En même temps qu'il multiplie ainsi les investissements, Bernard Loiseau doit continuer d'attirer une riche clientèle à Saulieu. Le lieu devient un rendez-vous attitré du show-biz qui y séjourne souvent aux frais du restaurateur. C'est la rançon à payer pour continuer de faire exister La Côte d'Or sur la carte des itinéraires gourmands. Trop concentré sur ses investissements et la promotion de son groupe, Bernard Loiseau abandonne-t-il alors un peu les fourneaux ? De moins bonnes critiques commencent à percer dans la presse spécialisée.
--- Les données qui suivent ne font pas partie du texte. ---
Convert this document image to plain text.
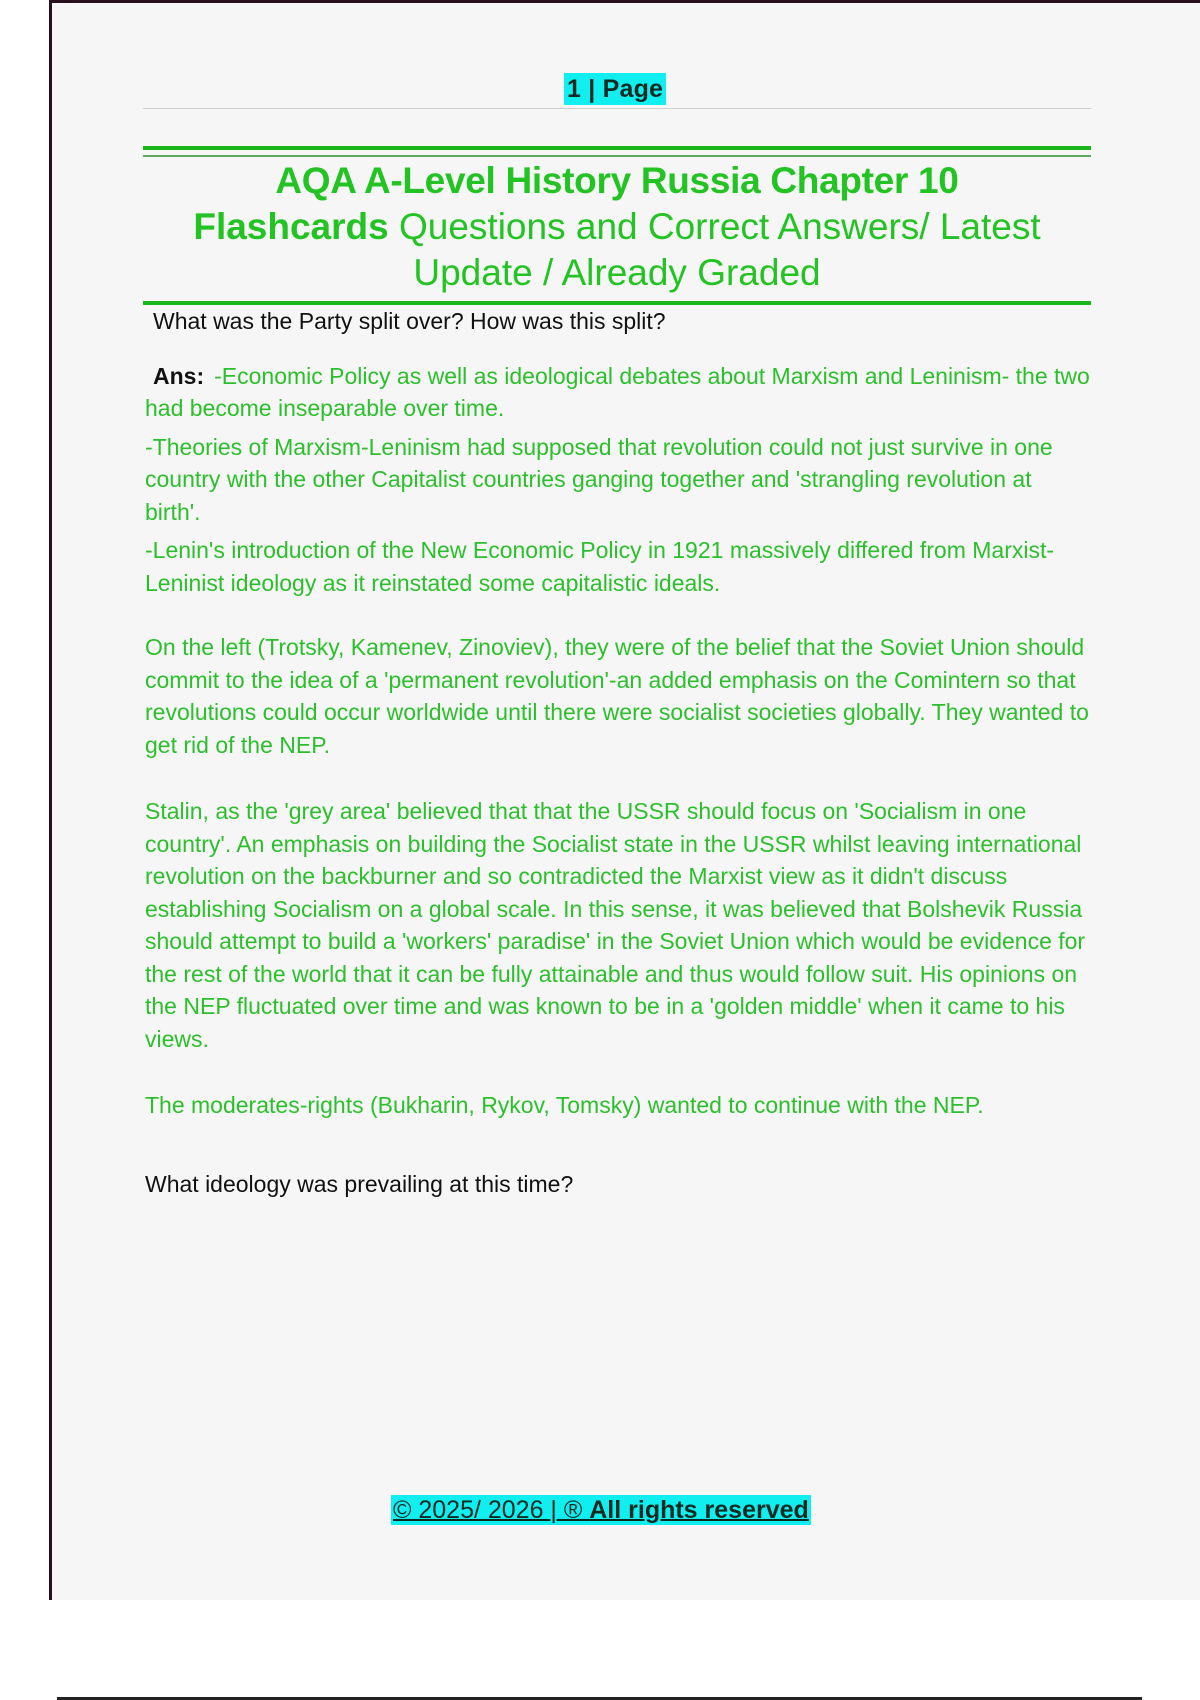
1 | Page
AQA A-Level History Russia Chapter 10
Flashcards Questions and Correct Answers/ Latest
Update / Already Graded
What was the Party split over? How was this split?
Ans: -Economic Policy as well as ideological debates about Marxism and Leninism- the two had become inseparable over time.
-Theories of Marxism-Leninism had supposed that revolution could not just survive in one country with the other Capitalist countries ganging together and 'strangling revolution at birth'.
-Lenin's introduction of the New Economic Policy in 1921 massively differed from Marxist-Leninist ideology as it reinstated some capitalistic ideals.
On the left (Trotsky, Kamenev, Zinoviev), they were of the belief that the Soviet Union should commit to the idea of a 'permanent revolution'-an added emphasis on the Comintern so that revolutions could occur worldwide until there were socialist societies globally. They wanted to get rid of the NEP.
Stalin, as the 'grey area' believed that that the USSR should focus on 'Socialism in one country'. An emphasis on building the Socialist state in the USSR whilst leaving international revolution on the backburner and so contradicted the Marxist view as it didn't discuss establishing Socialism on a global scale. In this sense, it was believed that Bolshevik Russia should attempt to build a 'workers' paradise' in the Soviet Union which would be evidence for the rest of the world that it can be fully attainable and thus would follow suit. His opinions on the NEP fluctuated over time and was known to be in a 'golden middle' when it came to his views.
The moderates-rights (Bukharin, Rykov, Tomsky) wanted to continue with the NEP.
What ideology was prevailing at this time?
© 2025/ 2026 | ® All rights reserved
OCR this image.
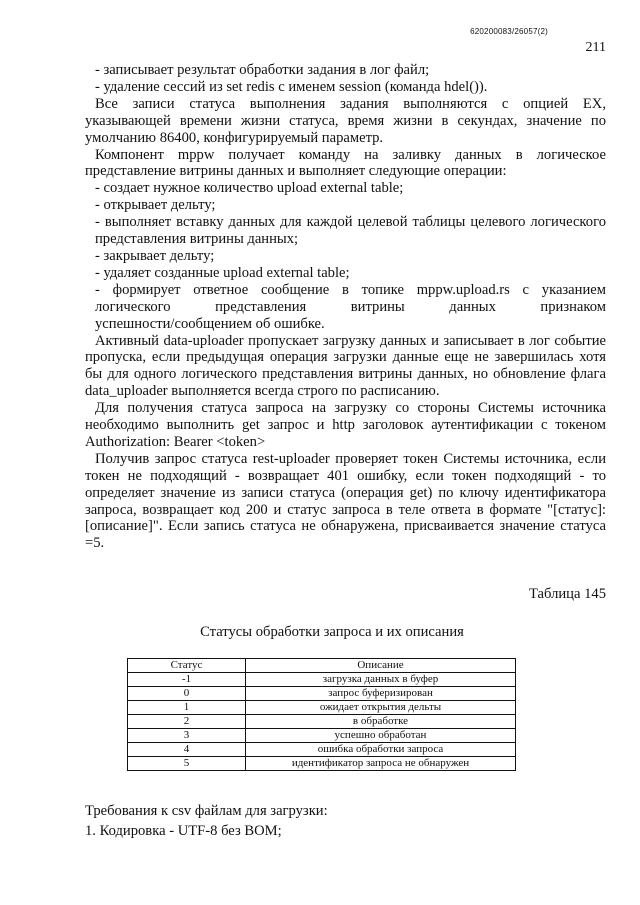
620200083/26057(2)
211

- записывает результат обработки задания в лог файл;

- удаление сессий из set redis с именем session (команда hdel()).

Все записи статуса выполнения задания выполняются с опцией EX, указывающей времени жизни статуса, время жизни в секундах, значение по умолчанию 86400, конфигурируемый параметр.

Компонент mppw получает команду на заливку данных в логическое представление витрины данных и выполняет следующие операции:

- создает нужное количество upload external table;

- открывает дельту;

- выполняет вставку данных для каждой целевой таблицы целевого логического представления витрины данных;

- закрывает дельту;

- удаляет созданные upload external table;

- формирует ответное сообщение в топике mppw.upload.rs с указанием логического представления витрины данных признаком

успешности/сообщением об ошибке.

Активный data-uploader пропускает загрузку данных и записывает в лог событие пропуска, если предыдущая операция загрузки данные еще не завершилась хотя бы для одного логического представления витрины данных, но обновление флага data_uploader выполняется всегда строго по расписанию.

Для получения статуса запроса на загрузку со стороны Системы источника необходимо выполнить get запрос и http заголовок аутентификации с токеном Authorization: Bearer <token>

Получив запрос статуса rest-uploader проверяет токен Системы источника, если токен не подходящий - возвращает 401 ошибку, если токен подходящий - то определяет значение из записи статуса (операция get) по ключу идентификатора запроса, возвращает код 200 и статус запроса в теле ответа в формате "[статус]:[описание]". Если запись статуса не обнаружена, присваивается значение статуса =5.

Таблица 145
Статусы обработки запроса и их описания
Статус	Описание
-1	загрузка данных в буфер
0	запрос буферизирован
1	ожидает открытия дельты
2	в обработке
3	успешно обработан
4	ошибка обработки запроса
5	идентификатор запроса не обнаружен
Требования к csv файлам для загрузки:
1. Кодировка - UTF-8 без BOM;
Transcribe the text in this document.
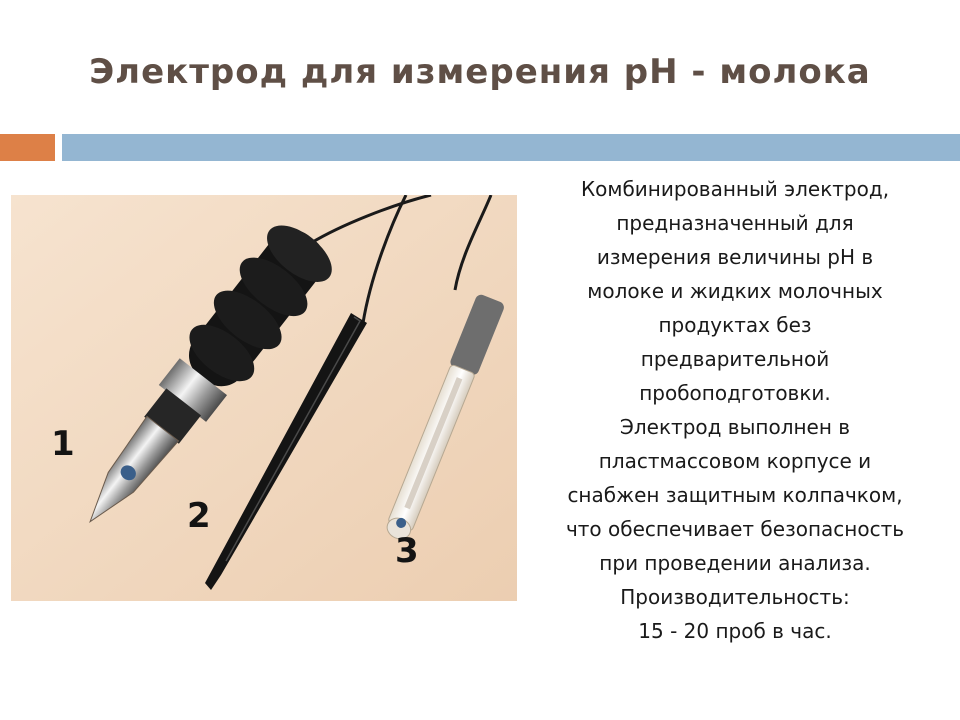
Электрод для измерения рН - молока
1
2
3
Комбинированный электрод,
предназначенный для
измерения величины рН в
молоке и жидких молочных
продуктах без
предварительной
пробоподготовки.
Электрод выполнен в
пластмассовом корпусе и
снабжен защитным колпачком,
что обеспечивает безопасность
при проведении анализа.
Производительность:
15 - 20 проб в час.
La rumeur se répand qu'il pourrait perdre sa troisième étoile Michelin en 2003. Il n'en est rien, mais ces mauvais présages interviennent à un moment délicat dans la vie de Bernard Loiseau : son groupe se trouve pour la première fois confronté à une forte baisse de profitabilité, due à l'augmentation des dotations aux amortissements consécutifs à son programme d'investissements. Il doit compter également sur un endettement qui s'élève à trois millions d'euros, pour un résultat net qui tourne autour de 600 000 euros. Et la baisse d'activité due aux préparatifs de la guerre au Moyen-Orient n'arrange rien. Pourtant, il n'était pas dans la nature généreuse de Bernard Loiseau de fuir devant la difficulté et même si son caractère extraverti pouvait masquer une tendance profonde à la dépression, il était tout sauf suicidaire. Alors ? Alors les causes immédiates de son choix sont peut-être à chercher ailleurs, dans une décision à la fois stoïque et altruiste dont un communiqué, publié après sa mort par le conseil d'administration de son groupe, a ainsi rendu compte : « La totalité des emprunts souscrits par le groupe fait l'objet d'une couverture en cas de décès de son fondateur. Cette garantie a été confirmée par les compagnies d'assurances et permettra de désendetter totalement le groupe en 2003. » Bernard Loiseau s'est donné la mort pour que vive son œuvre.